Recherche global

Konferenz in Amsterdam mit wenig Teilnehmern aus Deutschland

Über 400 Journalisten aus 54 Ländern haben sich in Amsterdam vom 29. September bis zum 2. Oktober zur dritten Internationalen Konferenz investigativer Journalisten getroffen. Wichtigstes Anliegen des Treffens waren, Netzwerke zu knüpfen, aktuelle Rechercheprojekte vorzustellen und das eigene Handwerkszeug zu verbessern. Ausgerechnet Deutschland, Einwohner stärkstes Land Europas und einer der wichtigsten Medienmärkte weltweit, war nur mit wenigen Teilnehmern auf dem Kongress vertreten.

„Auf jeden Fall ist es eine Enttäuschung. Ich hatte gehofft, da Amsterdam doch ziemlich nah ist für viele deutsche Journalisten, dass es mehr deutsche Teilnehmer geben wird“, sagt Dick van Eijk. Der große Blonde ist Mitbegründer des holländisch-flämischen Vereins investigativer Journalisten, VVOJ, einer Schwesterorganisation des deutschen „netzwerk recherche“. Der VVOJ hat das internationale Zusammentreffen investigativer Medienleute organisiert, nachdem man sich in den Vorjahren zweimal in Kopenhagen getroffen hatte. 150.000 Euro waren zusammenzutragen, um solch einen Kongress in diesem Jahr möglich zu machen. Immerhin: 80.000 Euro kamen von Sponsoren, den Rest mussten die teilnehmenden Journalisten selbst aufbringen, in der Regel 390 Euro pro Person.

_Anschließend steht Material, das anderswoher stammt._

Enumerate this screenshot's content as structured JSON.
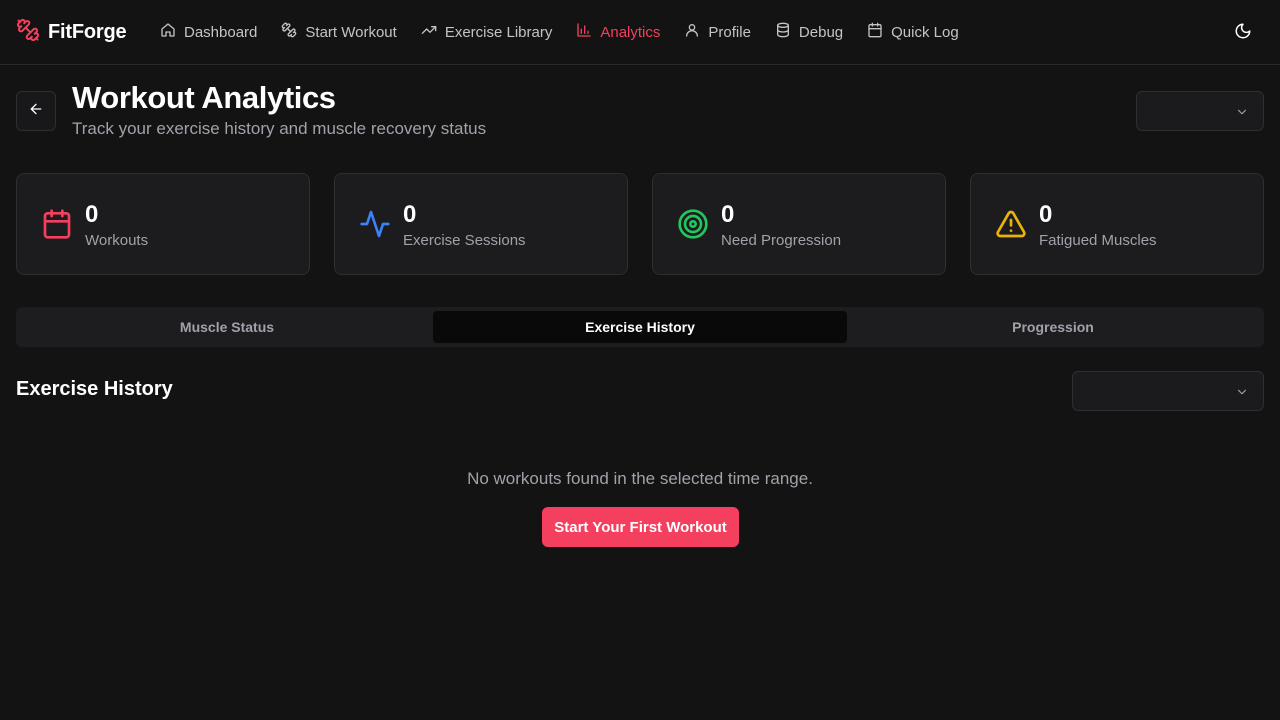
{
  "app": {
    "name": "FitForge",
    "accent": "#f43f5e"
  },
  "nav": {
    "items": [
      {
        "label": "Dashboard",
        "icon": "home-icon",
        "active": false
      },
      {
        "label": "Start Workout",
        "icon": "dumbbell-icon",
        "active": false
      },
      {
        "label": "Exercise Library",
        "icon": "trending-up-icon",
        "active": false
      },
      {
        "label": "Analytics",
        "icon": "bar-chart-icon",
        "active": true
      },
      {
        "label": "Profile",
        "icon": "user-icon",
        "active": false
      },
      {
        "label": "Debug",
        "icon": "database-icon",
        "active": false
      },
      {
        "label": "Quick Log",
        "icon": "calendar-icon",
        "active": false
      }
    ],
    "theme_icon": "moon-icon"
  },
  "header": {
    "title": "Workout Analytics",
    "subtitle": "Track your exercise history and muscle recovery status",
    "range_select_value": ""
  },
  "stats": [
    {
      "value": "0",
      "label": "Workouts",
      "icon": "calendar-icon",
      "color": "#f43f5e"
    },
    {
      "value": "0",
      "label": "Exercise Sessions",
      "icon": "activity-icon",
      "color": "#3b82f6"
    },
    {
      "value": "0",
      "label": "Need Progression",
      "icon": "target-icon",
      "color": "#22c55e"
    },
    {
      "value": "0",
      "label": "Fatigued Muscles",
      "icon": "alert-triangle-icon",
      "color": "#eab308"
    }
  ],
  "tabs": [
    {
      "label": "Muscle Status",
      "active": false
    },
    {
      "label": "Exercise History",
      "active": true
    },
    {
      "label": "Progression",
      "active": false
    }
  ],
  "section": {
    "title": "Exercise History",
    "filter_select_value": "",
    "empty_message": "No workouts found in the selected time range.",
    "cta_label": "Start Your First Workout"
  }
}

Selbstreflektion notwendig

Ein Grund, sich dann doch lieber die Teilnahme zu sparen? „Das ist ein entscheidender Punkt“, erklärt Manfred Redelfs, Leiter der Rechercheabteilung bei Greenpeace und Mitglied des „netzwerk recherche“. „In Deutschland fehlt eine Denkweise, bei der die Themen eher langfristig betrachtet werden, auch die Investitionen in Ausbildung. Schließlich muss es im Journalismus auch um einen Qualitätswettbewerb gehen. Da haben wir häufig die Situation, dass gerade die Grundlagenrecherche zurückgefahren wird.“ Doch Geld dürfte nicht die einzige Ursache für das geringe deutsche Interesse an einer Recherchekonferenz sein. Schließlich fehlten auch Journalisten finanzkräftiger Medien. Offenbar, so Redelfs, gibt es in Deutschland einfach weniger investigative Kollegen. „Die sind offensichtlich immer noch eine gefährdete Art, die auf der roten Liste stehen muss.“ Und die einfach eine andere Mentalität haben, als holländische oder auch nordeuropäische Kollegen. „Hierzulande gibt es nicht so eine starke Tradition, über das eigene Handwerk zu reflektieren“, konstatiert der Greenpeacemann.

Eine Beobachtung, die auch Dick van Eijk gemacht hat. „Wenn man sich eine Jahrestagung von ‘netzwerk recherche’, unserem Schwesterverein, ansieht, merkt man, dass es da viel mehr Diskussionen gibt um Politik und Ethik. Diese Diskussionen sind ganz gut für ein Glas Bier in der Kneipe. Unsere Konferenzen dagegen sind viel mehr praktisch orientiert. Es geht darum, wie man noch besser recherchieren kann.“ Van Eijk hofft, dass sich die deutsche Sicht in eine andere Richtung entwickelt, „weil es auch in Deutschland so viele Erfahrungen mit guten investigativen Projekten gibt.“

Mit großen Unterschieden im Herangehen an die journalistische Arbeit wird van Eijk allerdings auch in den nächsten Jahren leben müssen. Pünktlich zur Konferenz in Amsterdam hat er eine Studie zum investigativen Journalismus in Europa herausgegeben. Sein Fazit: So etwas wie europäischen Journalismus gibt es nicht. In manchen Ländern ist Recherche integriert in die tägliche Arbeit, vor allem in Schweden, Norwegen und Dänemark. Dort gibt es auch viele kleine lokale Zeitungen, für die investigative Projekte ganz normal sind. Je weiter man jedoch nach Süden und nach Osten kommt, desto weniger spielt investigativer Journalismus eine Rolle. „In der Türkei, am weitesten im Süden und am weitesten im Osten gelegen, findet man das am wenigsten. Da sind die Medien eigentlich nicht interessiert an solchen Projekten. Und wenn Reporter in ihrer freien Zeit recherchieren, will ihr Chef das in der Regel nicht publizieren, weil er denkt, damit entweder kommerzielle oder politische Probleme zu bekommen“, resümiert van Eijk.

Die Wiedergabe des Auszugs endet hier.